Mark and his sister Cici had probably experienced something similar, his semi-controlled childhood telepathy reaching out whenever she needed something, and the two of them growing up in a symbiotic tangle of ask-and-answer. Looking at the two of them, it was hard to lend any credence to Shelby’s claim that they couldn’t stay forever. I thought the whole family would be moving to a larger house before they’d be able to separate the children who were, effectively, siblings, and probably about as psychically entangled as it was possible for two small children to be.
“You’ll have to talk more soon, though,” I informed Charlotte, and kissed her forehead. “You’ll be starting school before too much longer, and when you’re around human kids, they’re going to need you to use your words.”
She reached and patted my cheek. “Mary,” she informed me.
“Yes, well done. I’m Mary.”
The nursery door opened. Charlotte squealed in wordless delight, reaching toward the person who’d just come in.
“There’s my little ankle-biter,” said Shelby happily, swooping over to pluck Charlotte from my hip and cuddle the child to herself. Charlotte squealed again, snuggling into her mother, as Shelby looked at me over her head.
“Alex would like to speak with you before you head out,” she said. “If you wouldn’t mind.”

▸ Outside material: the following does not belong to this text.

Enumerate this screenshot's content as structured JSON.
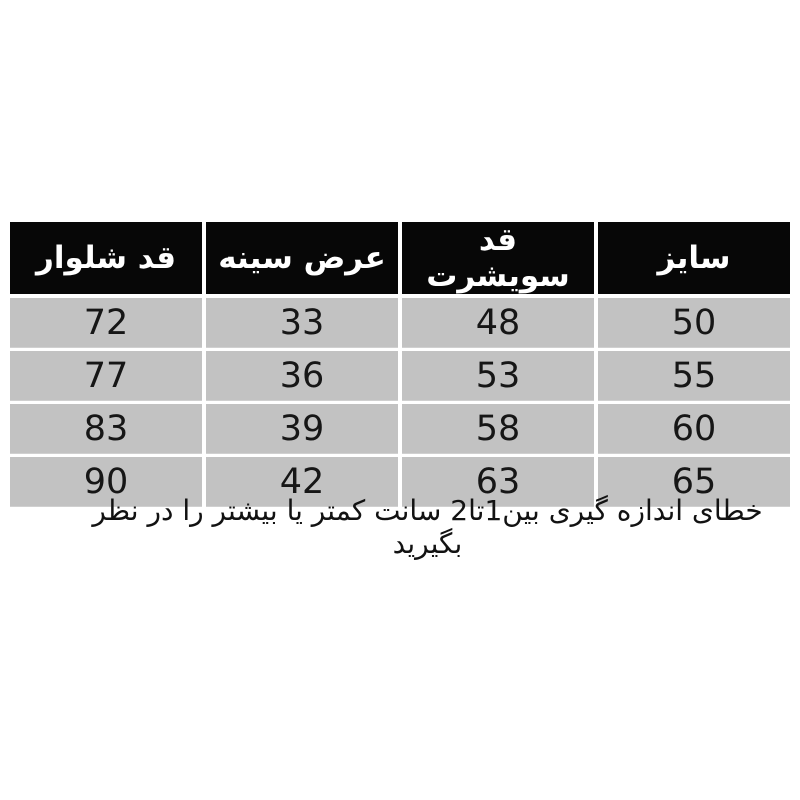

“Of course I don’t mind. Where is he?”
“The kitchen.”
The living room was directly beneath us. I nodded and stopped telling the world that I was a solid person who could stand on a solid surface. Promptly, I dropped through the floor to the room below, where I informed the world I was solid again before I could fall farther down and wind up in the basement. I landed with a thump and was briefly, smugly pleased with myself. That sort of trick is advanced ghosting. Baby ghosts can’t drop through the floor unless they want to walk back from the center of the Earth.

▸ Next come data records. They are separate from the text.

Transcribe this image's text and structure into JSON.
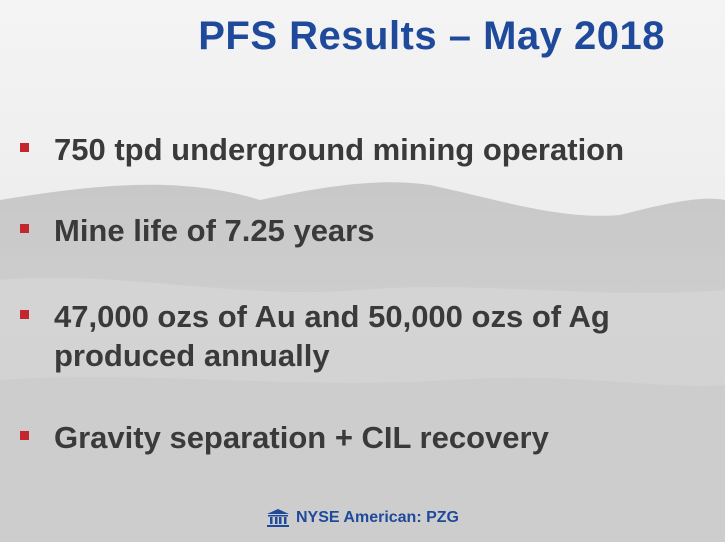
{
  "slide": {
    "title": "PFS Results – May 2018",
    "bullets": [
      "750 tpd underground mining operation",
      "Mine life of 7.25 years",
      "47,000 ozs of Au and 50,000 ozs of Ag produced annually",
      "Gravity separation + CIL recovery"
    ],
    "footer": {
      "icon": "building-columns-icon",
      "text": "NYSE American: PZG"
    },
    "colors": {
      "title": "#1f4a9c",
      "bullet_marker": "#c1272d",
      "body_text": "#3a3a3a"
    }
  }
}
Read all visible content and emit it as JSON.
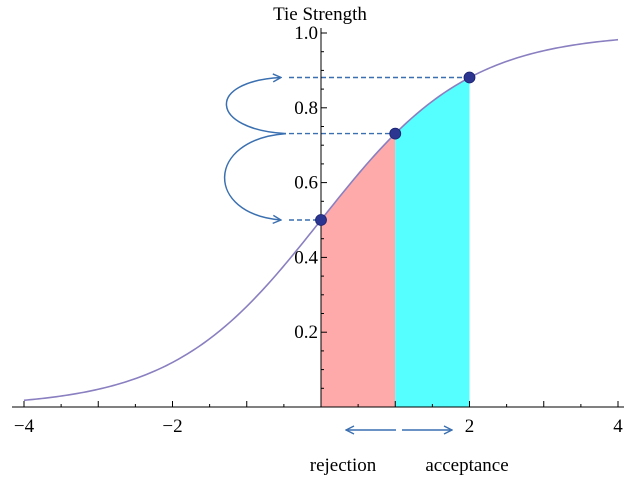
{
  "chart_data": {
    "type": "line",
    "ylabel": "Tie Strength",
    "xlim": [
      -4,
      4
    ],
    "ylim": [
      0,
      1.0
    ],
    "x_ticks": [
      {
        "value": -4,
        "label": "−4"
      },
      {
        "value": -2,
        "label": "−2"
      },
      {
        "value": 2,
        "label": "2"
      },
      {
        "value": 4,
        "label": "4"
      }
    ],
    "y_ticks": [
      {
        "value": 0.2,
        "label": "0.2"
      },
      {
        "value": 0.4,
        "label": "0.4"
      },
      {
        "value": 0.6,
        "label": "0.6"
      },
      {
        "value": 0.8,
        "label": "0.8"
      },
      {
        "value": 1.0,
        "label": "1.0"
      }
    ],
    "curve": {
      "function": "logistic",
      "x": [
        -4,
        -3.5,
        -3,
        -2.5,
        -2,
        -1.5,
        -1,
        -0.5,
        0,
        0.5,
        1,
        1.5,
        2,
        2.5,
        3,
        3.5,
        4
      ],
      "y": [
        0.018,
        0.029,
        0.047,
        0.076,
        0.119,
        0.182,
        0.269,
        0.378,
        0.5,
        0.622,
        0.731,
        0.818,
        0.881,
        0.924,
        0.953,
        0.971,
        0.982
      ],
      "color": "#8a7fc0"
    },
    "points": [
      {
        "x": 0,
        "y": 0.5
      },
      {
        "x": 1,
        "y": 0.731
      },
      {
        "x": 2,
        "y": 0.881
      }
    ],
    "point_color": "#2c3590",
    "shaded_regions": [
      {
        "x_from": 0,
        "x_to": 1,
        "color": "#ffaaaa"
      },
      {
        "x_from": 1,
        "x_to": 2,
        "color": "#55ffff"
      }
    ],
    "guide_color": "#3a6fb0",
    "annotations": {
      "rejection": "rejection",
      "acceptance": "acceptance"
    }
  }
}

There are no dinosaurs down there, by the way. Or giant caverns filled with amethyst crystals, no matter what Sarah’s favorite bad science fiction movies might try to tell me. Just all the different colors and varieties of molten rock the world has to offer. There are far too many, and none of them are fun to trudge through. I did see some cool fossils, though. Not worth the trip, but still, pretty nifty.

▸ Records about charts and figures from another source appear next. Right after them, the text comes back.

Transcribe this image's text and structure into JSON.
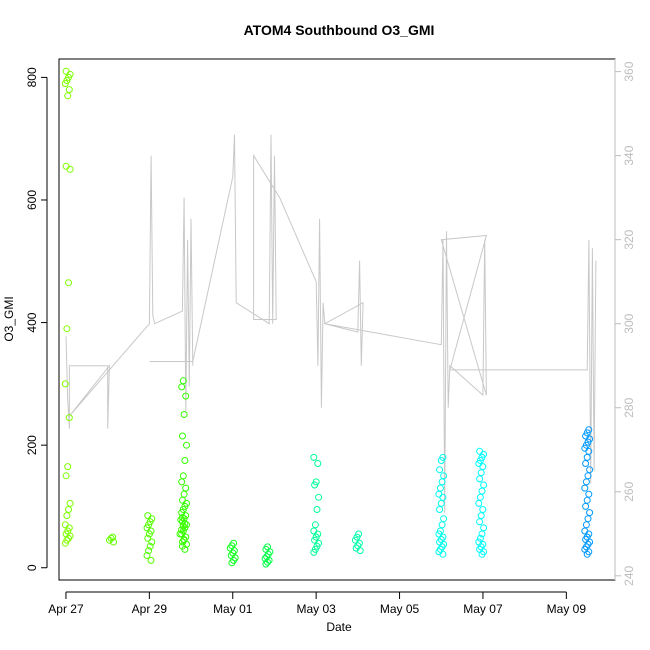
{
  "chart_data": {
    "type": "scatter",
    "title": "ATOM4 Southbound O3_GMI",
    "xlabel": "Date",
    "ylabel": "O3_GMI",
    "x_axis": {
      "type": "date",
      "range": [
        "2017-04-26T20:00",
        "2017-05-10T04:00"
      ],
      "ticks": [
        {
          "value": "2017-04-27",
          "label": "Apr 27"
        },
        {
          "value": "2017-04-29",
          "label": "Apr 29"
        },
        {
          "value": "2017-05-01",
          "label": "May 01"
        },
        {
          "value": "2017-05-03",
          "label": "May 03"
        },
        {
          "value": "2017-05-05",
          "label": "May 05"
        },
        {
          "value": "2017-05-07",
          "label": "May 07"
        },
        {
          "value": "2017-05-09",
          "label": "May 09"
        }
      ]
    },
    "y_left": {
      "range": [
        -20,
        830
      ],
      "ticks": [
        {
          "value": 0,
          "label": "0"
        },
        {
          "value": 200,
          "label": "200"
        },
        {
          "value": 400,
          "label": "400"
        },
        {
          "value": 600,
          "label": "600"
        },
        {
          "value": 800,
          "label": "800"
        }
      ]
    },
    "y_right": {
      "range": [
        239,
        363
      ],
      "color": "#bdbdbd",
      "ticks": [
        {
          "value": 240,
          "label": "240"
        },
        {
          "value": 260,
          "label": "260"
        },
        {
          "value": 280,
          "label": "280"
        },
        {
          "value": 300,
          "label": "300"
        },
        {
          "value": 320,
          "label": "320"
        },
        {
          "value": 340,
          "label": "340"
        },
        {
          "value": 360,
          "label": "360"
        }
      ]
    },
    "grid": false,
    "points": [
      {
        "t": "2017-04-27T01:00",
        "color": "#80ff00",
        "y": [
          40,
          45,
          48,
          52,
          55,
          60,
          65,
          70,
          85,
          95,
          105,
          150,
          165,
          245,
          300,
          390,
          465,
          650,
          655,
          770,
          780,
          790,
          795,
          800,
          805,
          810
        ]
      },
      {
        "t": "2017-04-28T02:00",
        "color": "#66ff00",
        "y": [
          42,
          45,
          48,
          50
        ]
      },
      {
        "t": "2017-04-29T00:00",
        "color": "#55ff00",
        "y": [
          12,
          20,
          28,
          35,
          42,
          48,
          55,
          60,
          65,
          70,
          75,
          80,
          85
        ]
      },
      {
        "t": "2017-04-29T20:00",
        "color": "#33ff00",
        "y": [
          30,
          38,
          42,
          46,
          50,
          55,
          60,
          65,
          70,
          75,
          80,
          85,
          90,
          95,
          100,
          105,
          110,
          120,
          130,
          140,
          150,
          175,
          200,
          215,
          250,
          280,
          295,
          305
        ]
      },
      {
        "t": "2017-04-29T19:00",
        "color": "#3cff00",
        "y": [
          35,
          45,
          55,
          62,
          68,
          72,
          78,
          82
        ]
      },
      {
        "t": "2017-05-01T00:00",
        "color": "#11ff22",
        "y": [
          8,
          12,
          16,
          20,
          24,
          28,
          32,
          36,
          40
        ]
      },
      {
        "t": "2017-05-01T20:00",
        "color": "#00ff44",
        "y": [
          6,
          9,
          12,
          15,
          18,
          22,
          26,
          30,
          34
        ]
      },
      {
        "t": "2017-05-03T00:00",
        "color": "#00ff99",
        "y": [
          25,
          30,
          35,
          40,
          45,
          50,
          55,
          60,
          70,
          95,
          115,
          135,
          140,
          170,
          180
        ]
      },
      {
        "t": "2017-05-04T00:00",
        "color": "#00ffaa",
        "y": [
          28,
          32,
          36,
          40,
          45,
          50,
          55
        ]
      },
      {
        "t": "2017-05-06T00:00",
        "color": "#00ffee",
        "y": [
          22,
          26,
          30,
          34,
          38,
          42,
          46,
          50,
          55,
          60,
          70,
          80,
          95,
          105,
          115,
          120,
          130,
          140,
          150,
          160,
          175,
          180
        ]
      },
      {
        "t": "2017-05-06T23:00",
        "color": "#00ffff",
        "y": [
          22,
          26,
          30,
          34,
          38,
          42,
          48,
          55,
          65,
          75,
          85,
          95,
          105,
          115,
          125,
          135,
          145,
          155,
          165,
          170,
          175,
          180,
          185,
          190
        ]
      },
      {
        "t": "2017-05-09T12:00",
        "color": "#0099ff",
        "y": [
          22,
          26,
          30,
          34,
          38,
          42,
          46,
          50,
          55,
          60,
          70,
          80,
          90,
          100,
          110,
          120,
          130,
          140,
          150,
          160,
          170,
          180,
          190,
          195,
          200,
          205,
          210,
          215,
          220,
          225
        ]
      }
    ],
    "right_series_line": {
      "color": "#c8c8c8",
      "points": [
        [
          "2017-04-27T00:00",
          297
        ],
        [
          "2017-04-27T01:00",
          282
        ],
        [
          "2017-04-27T02:00",
          275
        ],
        [
          "2017-04-27T02:00",
          290
        ],
        [
          "2017-04-28T00:00",
          290
        ],
        [
          "2017-04-28T00:00",
          275
        ],
        [
          "2017-04-28T01:00",
          290
        ],
        [
          "2017-04-27T02:00",
          278
        ],
        [
          "2017-04-29T00:00",
          300
        ],
        [
          "2017-04-29T01:00",
          340
        ],
        [
          "2017-04-29T02:00",
          302
        ],
        [
          "2017-04-29T03:00",
          300
        ],
        [
          "2017-04-29T19:00",
          303
        ],
        [
          "2017-04-29T20:00",
          330
        ],
        [
          "2017-04-29T21:00",
          279
        ],
        [
          "2017-04-29T22:00",
          320
        ],
        [
          "2017-04-29T23:00",
          285
        ],
        [
          "2017-04-30T00:00",
          325
        ],
        [
          "2017-04-30T01:00",
          290
        ],
        [
          "2017-04-30T01:00",
          291
        ],
        [
          "2017-04-29T00:00",
          291
        ],
        [
          "2017-04-30T01:00",
          291
        ],
        [
          "2017-05-01T00:00",
          335
        ],
        [
          "2017-05-01T01:00",
          345
        ],
        [
          "2017-05-01T02:00",
          305
        ],
        [
          "2017-05-01T21:00",
          300
        ],
        [
          "2017-05-01T22:00",
          345
        ],
        [
          "2017-05-01T23:00",
          300
        ],
        [
          "2017-05-02T00:00",
          340
        ],
        [
          "2017-05-02T01:00",
          301
        ],
        [
          "2017-05-01T12:00",
          301
        ],
        [
          "2017-05-01T12:00",
          340
        ],
        [
          "2017-05-02T03:00",
          330
        ],
        [
          "2017-05-03T00:00",
          310
        ],
        [
          "2017-05-03T01:00",
          290
        ],
        [
          "2017-05-03T02:00",
          325
        ],
        [
          "2017-05-03T03:00",
          280
        ],
        [
          "2017-05-03T04:00",
          305
        ],
        [
          "2017-05-03T05:00",
          300
        ],
        [
          "2017-05-04T00:00",
          298
        ],
        [
          "2017-05-04T01:00",
          315
        ],
        [
          "2017-05-04T02:00",
          290
        ],
        [
          "2017-05-04T03:00",
          305
        ],
        [
          "2017-05-03T05:00",
          300
        ],
        [
          "2017-05-06T00:00",
          295
        ],
        [
          "2017-05-06T01:00",
          320
        ],
        [
          "2017-05-06T02:00",
          255
        ],
        [
          "2017-05-06T03:00",
          322
        ],
        [
          "2017-05-06T04:00",
          280
        ],
        [
          "2017-05-06T05:00",
          290
        ],
        [
          "2017-05-07T00:00",
          283
        ],
        [
          "2017-05-07T01:00",
          320
        ],
        [
          "2017-05-07T02:00",
          283
        ],
        [
          "2017-05-06T00:00",
          320
        ],
        [
          "2017-05-07T02:00",
          321
        ],
        [
          "2017-05-06T05:00",
          289
        ],
        [
          "2017-05-09T12:00",
          289
        ],
        [
          "2017-05-09T13:00",
          320
        ],
        [
          "2017-05-09T14:00",
          262
        ],
        [
          "2017-05-09T15:00",
          318
        ],
        [
          "2017-05-09T16:00",
          265
        ],
        [
          "2017-05-09T17:00",
          315
        ]
      ]
    }
  }
}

One of the living-room windows had clearly been jimmied open from the outside. It was closed now, but the frame was ever so slightly askew, and the lock hadn’t been flipped back into position. I willed myself invisible and moved closer to the window.
There was a van parked across the street. It claimed to be from a local tree service, but I’d been haunting this neighborhood off and on for years—ever since Kevin and Evelyn got married—and I’d never seen that service before. The font looked more like something you’d find in the Birmingham area than in Columbus. There aren’t rules about local business font choices, but they tend to cluster, and most people can recognize a local business by the shape of the lettering on their signs, even if they couldn’t articulate exactly how they know. Everything about this van said “not from around here” to me, even though there were no major flaws in its camouflage.
Maybe more damning, there were no workers. If they were a tree service, there should have been workers. Maybe not many of them, maybe just a few men with trimmers or rakes, but still, a van, sitting alone, wasn’t going to get any work done. Hmm.